I’ve had a few health-care challenges, and I’m now of an age where I see friends experiencing all sorts of health issues. So I like hospitals and I like research. But is this the best way to fund research activities at hospitals?
Let’s take a quick and dirty look at the numbers. (By the way, I asked the hospitals and the foundations to contribute to this post on Friday, but have heard nothing from them.)
The lottery sold 46,000 tickets. Let’s assume that everybody bought single tickets, although some might have bought three at a time for a $50 discount.
| 46,000 tickets sold at $100 = | $4,600,000 |
| The grand prize = | $1,500,000 |
| Second prize = | $ 340,000 |
| Car prizes = | $ 200,562 |
| Vacation prizes = | $ 199,100 |
| Gift cards = | $ 160,000 |
| Revenue – prizes = | $1,501,238 |
| Research funding = | $ 500,000 |
| ??? (My suspicion is that there would be marketing, administration, legal, insurance, accounting and other expenses involved in this, and possibly other expenses.) = |
$1,001,238 |
Some notes on the assumptions I make here.
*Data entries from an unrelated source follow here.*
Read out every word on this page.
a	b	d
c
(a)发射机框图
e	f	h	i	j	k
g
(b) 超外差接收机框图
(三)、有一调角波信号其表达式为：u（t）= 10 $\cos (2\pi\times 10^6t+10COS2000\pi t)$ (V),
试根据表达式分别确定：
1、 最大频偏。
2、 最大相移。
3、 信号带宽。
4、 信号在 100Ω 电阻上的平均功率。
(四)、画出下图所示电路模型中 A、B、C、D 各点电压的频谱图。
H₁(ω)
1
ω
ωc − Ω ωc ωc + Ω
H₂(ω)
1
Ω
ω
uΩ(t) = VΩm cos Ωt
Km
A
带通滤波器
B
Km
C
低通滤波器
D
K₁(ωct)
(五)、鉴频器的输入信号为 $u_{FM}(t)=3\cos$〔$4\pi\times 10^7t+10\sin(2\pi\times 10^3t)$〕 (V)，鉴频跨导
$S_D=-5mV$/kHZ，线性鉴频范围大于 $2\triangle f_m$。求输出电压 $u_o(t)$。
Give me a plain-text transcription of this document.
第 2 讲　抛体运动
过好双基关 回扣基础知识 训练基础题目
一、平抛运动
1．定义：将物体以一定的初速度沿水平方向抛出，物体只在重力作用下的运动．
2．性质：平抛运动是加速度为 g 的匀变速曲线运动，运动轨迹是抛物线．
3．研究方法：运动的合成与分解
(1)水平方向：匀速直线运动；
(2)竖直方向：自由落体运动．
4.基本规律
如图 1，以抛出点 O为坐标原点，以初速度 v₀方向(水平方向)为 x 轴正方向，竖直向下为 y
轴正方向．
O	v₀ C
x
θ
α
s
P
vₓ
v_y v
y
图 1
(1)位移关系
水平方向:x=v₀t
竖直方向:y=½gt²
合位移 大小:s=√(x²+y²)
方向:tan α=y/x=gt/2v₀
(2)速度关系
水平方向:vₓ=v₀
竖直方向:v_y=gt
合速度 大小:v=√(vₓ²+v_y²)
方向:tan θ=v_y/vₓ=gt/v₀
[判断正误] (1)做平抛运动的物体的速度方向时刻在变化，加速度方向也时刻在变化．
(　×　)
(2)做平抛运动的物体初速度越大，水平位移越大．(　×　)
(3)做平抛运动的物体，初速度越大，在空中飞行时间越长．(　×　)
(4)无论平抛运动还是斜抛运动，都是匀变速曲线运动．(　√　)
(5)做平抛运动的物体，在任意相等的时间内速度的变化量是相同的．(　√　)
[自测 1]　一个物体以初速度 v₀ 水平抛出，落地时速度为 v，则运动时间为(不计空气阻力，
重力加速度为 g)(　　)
I have maxmized the revenue generated. I have also used the face value of prizes. I suspect that the prizes are provided at lower than face value.
At first glance, it seems like there’s a lot of money being spent to administer a $4M program, and that something with a budget of $4 million is raising only $500,000 for the stated purpose.
Should hospital foundations be spending money to heavily market high-end lotteries which could be susceptible to local economic conditions (in Ottawa’s case, there are thousands of public servants who face uncertain futures after budget cuts)? And is it worth it for a chunk of their research funding pie that in the case of CHEO is less than 13% and only 5% for the OHRI?
There’s a social implication here, too. I hate to use the word “should” again, but should people have to be bribed with the chance of winning something to donate to these causes? Look at the headlines of what CHEO researchers did just last year:
- A potential treatment for Spinal Muscular Atrophy
- A way of using sugar water to reduce pain in infants
- A treatment for osteogenesis imperfecta
At the OHRI:
- New diagnostic tools for thrombosis, or blood clots.
- New, earlier ways of diagnosing Parkinson’s disease.